The murine macrophage-like cell line RAW264.7 was grown routinely as described previously (Guidi-Rontani et al., 1999). RAW264.7 cells in PBS were infected at a multiplicity of infection (MOI) of 10 spores per macrophage. After 30 min of incubation, the cells were washed thoroughly and incubated with RPMI-1640 medium containing gentamicin (2.5 μg ml^−l). The germination of spores within cells was assessed by testing for a loss of heat resistance (30 min at 65°C). Colony counts (cfu) without heat treatment correspond to total spore population (dormant and germinated spores). Viability after heat treatment was taken as a measure of the population of dormant spores. All experiments were carried out at least twice, on at least two independent spore preparations. One representative experiment is shown.
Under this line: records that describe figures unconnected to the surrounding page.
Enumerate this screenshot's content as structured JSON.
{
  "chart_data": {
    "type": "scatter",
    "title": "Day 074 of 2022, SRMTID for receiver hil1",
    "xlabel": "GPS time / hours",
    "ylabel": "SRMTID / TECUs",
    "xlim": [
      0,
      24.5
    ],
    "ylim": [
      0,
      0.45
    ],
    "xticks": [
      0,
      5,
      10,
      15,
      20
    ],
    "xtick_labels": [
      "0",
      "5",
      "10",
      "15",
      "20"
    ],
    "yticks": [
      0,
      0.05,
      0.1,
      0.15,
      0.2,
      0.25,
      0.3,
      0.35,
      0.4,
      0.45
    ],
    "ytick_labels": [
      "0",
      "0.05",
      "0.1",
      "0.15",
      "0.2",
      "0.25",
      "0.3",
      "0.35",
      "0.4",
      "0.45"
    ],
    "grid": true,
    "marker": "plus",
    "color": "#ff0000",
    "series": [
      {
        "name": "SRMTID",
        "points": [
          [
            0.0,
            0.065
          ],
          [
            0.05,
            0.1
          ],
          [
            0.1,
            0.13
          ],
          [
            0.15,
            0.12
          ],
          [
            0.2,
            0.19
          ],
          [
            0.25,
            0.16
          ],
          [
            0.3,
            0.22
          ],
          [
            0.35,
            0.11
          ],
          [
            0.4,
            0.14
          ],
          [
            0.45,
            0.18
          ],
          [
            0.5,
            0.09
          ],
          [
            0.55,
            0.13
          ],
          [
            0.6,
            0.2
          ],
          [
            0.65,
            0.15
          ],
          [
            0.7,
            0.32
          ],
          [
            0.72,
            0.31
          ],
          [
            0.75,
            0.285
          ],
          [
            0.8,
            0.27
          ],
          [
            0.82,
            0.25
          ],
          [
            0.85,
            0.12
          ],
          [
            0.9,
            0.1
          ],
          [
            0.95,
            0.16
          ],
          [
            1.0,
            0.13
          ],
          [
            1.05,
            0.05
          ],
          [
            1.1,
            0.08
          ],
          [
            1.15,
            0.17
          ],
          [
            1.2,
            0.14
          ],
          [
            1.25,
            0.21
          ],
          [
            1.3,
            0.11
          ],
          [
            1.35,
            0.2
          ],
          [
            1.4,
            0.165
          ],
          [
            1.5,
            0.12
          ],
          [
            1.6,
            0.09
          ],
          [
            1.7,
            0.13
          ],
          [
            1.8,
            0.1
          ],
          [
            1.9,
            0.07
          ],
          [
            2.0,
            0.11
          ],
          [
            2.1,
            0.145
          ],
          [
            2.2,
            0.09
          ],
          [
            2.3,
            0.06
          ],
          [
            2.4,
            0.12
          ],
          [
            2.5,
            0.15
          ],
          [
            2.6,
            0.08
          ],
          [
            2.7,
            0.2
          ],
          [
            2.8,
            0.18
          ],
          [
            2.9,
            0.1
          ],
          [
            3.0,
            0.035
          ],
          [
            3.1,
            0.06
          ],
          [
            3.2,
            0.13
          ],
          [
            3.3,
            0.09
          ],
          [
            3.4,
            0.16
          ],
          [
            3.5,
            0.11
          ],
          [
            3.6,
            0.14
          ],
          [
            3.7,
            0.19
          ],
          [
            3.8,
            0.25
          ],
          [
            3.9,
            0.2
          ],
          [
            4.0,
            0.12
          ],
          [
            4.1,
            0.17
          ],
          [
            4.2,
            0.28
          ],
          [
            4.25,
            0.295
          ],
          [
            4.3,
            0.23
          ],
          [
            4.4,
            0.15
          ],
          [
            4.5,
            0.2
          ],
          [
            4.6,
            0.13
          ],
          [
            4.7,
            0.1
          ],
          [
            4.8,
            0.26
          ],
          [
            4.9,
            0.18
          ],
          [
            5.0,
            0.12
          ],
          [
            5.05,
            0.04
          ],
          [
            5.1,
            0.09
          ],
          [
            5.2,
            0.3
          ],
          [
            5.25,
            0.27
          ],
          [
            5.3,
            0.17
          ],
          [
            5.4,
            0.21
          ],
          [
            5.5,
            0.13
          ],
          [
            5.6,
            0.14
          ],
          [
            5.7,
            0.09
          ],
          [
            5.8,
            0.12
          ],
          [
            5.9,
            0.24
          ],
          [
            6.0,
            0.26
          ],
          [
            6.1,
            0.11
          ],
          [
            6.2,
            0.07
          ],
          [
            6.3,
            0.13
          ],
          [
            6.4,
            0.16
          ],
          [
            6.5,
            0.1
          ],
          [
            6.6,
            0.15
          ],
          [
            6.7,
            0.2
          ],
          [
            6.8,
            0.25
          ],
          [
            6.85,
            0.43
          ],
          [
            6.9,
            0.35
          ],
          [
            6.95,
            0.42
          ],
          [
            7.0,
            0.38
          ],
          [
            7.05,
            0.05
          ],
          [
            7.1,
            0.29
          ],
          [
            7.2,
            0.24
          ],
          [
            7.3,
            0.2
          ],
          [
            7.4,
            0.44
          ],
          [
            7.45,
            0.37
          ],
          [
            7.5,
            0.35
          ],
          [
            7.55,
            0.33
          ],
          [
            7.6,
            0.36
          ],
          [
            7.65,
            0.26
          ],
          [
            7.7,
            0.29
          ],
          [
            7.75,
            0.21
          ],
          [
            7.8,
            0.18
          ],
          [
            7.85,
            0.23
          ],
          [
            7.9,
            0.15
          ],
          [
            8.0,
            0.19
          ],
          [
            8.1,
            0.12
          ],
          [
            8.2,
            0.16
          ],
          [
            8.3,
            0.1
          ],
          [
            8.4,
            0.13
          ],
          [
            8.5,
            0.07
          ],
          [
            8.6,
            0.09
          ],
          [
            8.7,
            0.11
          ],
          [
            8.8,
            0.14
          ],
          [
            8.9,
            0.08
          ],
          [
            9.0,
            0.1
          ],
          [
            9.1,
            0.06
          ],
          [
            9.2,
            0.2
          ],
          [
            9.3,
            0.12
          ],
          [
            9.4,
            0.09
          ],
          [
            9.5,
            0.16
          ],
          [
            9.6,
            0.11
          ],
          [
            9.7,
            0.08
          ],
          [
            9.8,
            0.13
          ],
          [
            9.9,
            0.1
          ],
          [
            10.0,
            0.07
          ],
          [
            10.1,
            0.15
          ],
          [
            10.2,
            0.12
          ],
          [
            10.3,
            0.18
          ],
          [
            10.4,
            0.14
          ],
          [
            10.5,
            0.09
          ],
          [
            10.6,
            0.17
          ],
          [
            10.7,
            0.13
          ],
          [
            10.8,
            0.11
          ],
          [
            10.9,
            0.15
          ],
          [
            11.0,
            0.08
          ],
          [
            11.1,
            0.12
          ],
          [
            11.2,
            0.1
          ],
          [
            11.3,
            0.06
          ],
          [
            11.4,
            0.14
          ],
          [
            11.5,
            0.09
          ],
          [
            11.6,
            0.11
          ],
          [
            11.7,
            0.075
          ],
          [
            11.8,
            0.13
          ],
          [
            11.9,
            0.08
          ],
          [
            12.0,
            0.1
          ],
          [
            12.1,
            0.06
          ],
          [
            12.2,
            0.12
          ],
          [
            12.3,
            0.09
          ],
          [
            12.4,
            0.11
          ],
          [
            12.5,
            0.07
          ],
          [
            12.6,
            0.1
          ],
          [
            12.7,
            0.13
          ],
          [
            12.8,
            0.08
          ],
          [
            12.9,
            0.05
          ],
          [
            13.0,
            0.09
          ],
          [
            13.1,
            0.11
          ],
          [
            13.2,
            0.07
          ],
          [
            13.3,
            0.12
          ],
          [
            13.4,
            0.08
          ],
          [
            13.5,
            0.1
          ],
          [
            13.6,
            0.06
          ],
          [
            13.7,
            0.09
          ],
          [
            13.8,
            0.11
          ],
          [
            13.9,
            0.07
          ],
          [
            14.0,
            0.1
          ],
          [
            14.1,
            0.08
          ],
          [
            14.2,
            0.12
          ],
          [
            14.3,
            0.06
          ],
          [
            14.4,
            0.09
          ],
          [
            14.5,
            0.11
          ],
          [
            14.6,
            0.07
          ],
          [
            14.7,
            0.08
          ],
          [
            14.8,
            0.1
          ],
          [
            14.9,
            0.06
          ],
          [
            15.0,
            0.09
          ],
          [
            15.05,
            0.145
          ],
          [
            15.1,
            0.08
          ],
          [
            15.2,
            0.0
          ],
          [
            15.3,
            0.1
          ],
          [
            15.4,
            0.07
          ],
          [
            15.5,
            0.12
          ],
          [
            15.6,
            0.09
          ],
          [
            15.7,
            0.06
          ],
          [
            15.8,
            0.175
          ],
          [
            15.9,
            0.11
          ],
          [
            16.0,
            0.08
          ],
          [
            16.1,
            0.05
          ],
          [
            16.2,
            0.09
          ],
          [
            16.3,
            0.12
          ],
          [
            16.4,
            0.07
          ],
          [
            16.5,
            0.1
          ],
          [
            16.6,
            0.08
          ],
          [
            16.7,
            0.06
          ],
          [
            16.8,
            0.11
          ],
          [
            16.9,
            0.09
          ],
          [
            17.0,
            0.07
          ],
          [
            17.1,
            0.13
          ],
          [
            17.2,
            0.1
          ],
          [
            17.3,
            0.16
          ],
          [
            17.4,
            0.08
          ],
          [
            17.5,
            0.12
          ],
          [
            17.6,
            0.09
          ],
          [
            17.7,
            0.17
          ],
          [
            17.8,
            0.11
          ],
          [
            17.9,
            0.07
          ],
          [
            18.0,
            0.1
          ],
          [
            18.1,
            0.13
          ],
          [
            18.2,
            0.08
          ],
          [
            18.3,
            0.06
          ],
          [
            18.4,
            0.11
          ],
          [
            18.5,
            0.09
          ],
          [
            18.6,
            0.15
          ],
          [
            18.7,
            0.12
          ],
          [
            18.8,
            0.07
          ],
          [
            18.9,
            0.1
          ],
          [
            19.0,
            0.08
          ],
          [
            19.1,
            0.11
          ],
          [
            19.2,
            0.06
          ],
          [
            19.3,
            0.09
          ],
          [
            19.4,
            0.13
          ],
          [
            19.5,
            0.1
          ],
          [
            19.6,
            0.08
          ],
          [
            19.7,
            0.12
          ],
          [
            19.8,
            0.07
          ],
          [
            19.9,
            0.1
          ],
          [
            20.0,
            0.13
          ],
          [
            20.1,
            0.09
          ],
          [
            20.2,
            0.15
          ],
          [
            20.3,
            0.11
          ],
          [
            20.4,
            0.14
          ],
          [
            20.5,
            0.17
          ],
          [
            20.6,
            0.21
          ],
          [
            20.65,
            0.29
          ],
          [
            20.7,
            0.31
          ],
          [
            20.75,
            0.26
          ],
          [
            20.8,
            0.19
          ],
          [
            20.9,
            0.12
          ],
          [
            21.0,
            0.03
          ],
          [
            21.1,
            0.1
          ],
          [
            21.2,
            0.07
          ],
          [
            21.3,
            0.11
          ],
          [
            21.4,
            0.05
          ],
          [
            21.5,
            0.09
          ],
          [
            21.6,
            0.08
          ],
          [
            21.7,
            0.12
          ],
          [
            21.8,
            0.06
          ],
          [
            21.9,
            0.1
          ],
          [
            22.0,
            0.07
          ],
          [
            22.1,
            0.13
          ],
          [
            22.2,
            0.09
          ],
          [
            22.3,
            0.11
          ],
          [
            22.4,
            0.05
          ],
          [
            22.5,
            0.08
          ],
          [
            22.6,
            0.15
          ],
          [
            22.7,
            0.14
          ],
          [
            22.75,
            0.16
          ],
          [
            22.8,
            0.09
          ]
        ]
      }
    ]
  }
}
Immunofluorescence microscopy

Germinated spores were detected by indirect immunofluorescence with rabbit polyclonal antiserum specific for germinated spore (Guidi-Rontani et al., 1999) (1:1000) and rhodamine-conjugated goat anti-rabbit IgG (H + l; 1:50; Kirkegaard and Perry Laboratories). F-actin was detected by incubating fixed cells suspended in PBS with Oregon green 488–phalloidin (1:50; Molecular Probes). Labelling was carried out as described by Guidi-Rontani et al. (1999).

Infection of mice

Seven-week-old female Swiss mice were supplied by IFFA-CREDO. Mortality was monitored by subcutaneously inoculating groups of 10 mice with 5 × 10⁴ spores from 7702 or GX11. Bacterial germination in host tissues was monitored by infecting mice subcutaneously above the groin with 1.7 × 10⁵ spores in 0.1 ml of PBS. Groups of three infected mice were killed at intervals. The entire site of inoculation, including subcutaneous oedema, was removed, homogenized in PBS (pH 7.2) and tested for the presence of spores or bacilli as described above.

Data handling and computer analysis

DNA sequences were compiled and analysed using the programs frames, translate, fasta, motfs and plotsimilarity from the GCG Sequence Analysis Software Package.

Nucleotide sequence accession number

The nucleotide sequence of the gerXB, gerXA and gerXC genes of B. anthracis strain 7702 have been submitted to GenBank and have been assigned the accession number AF108144.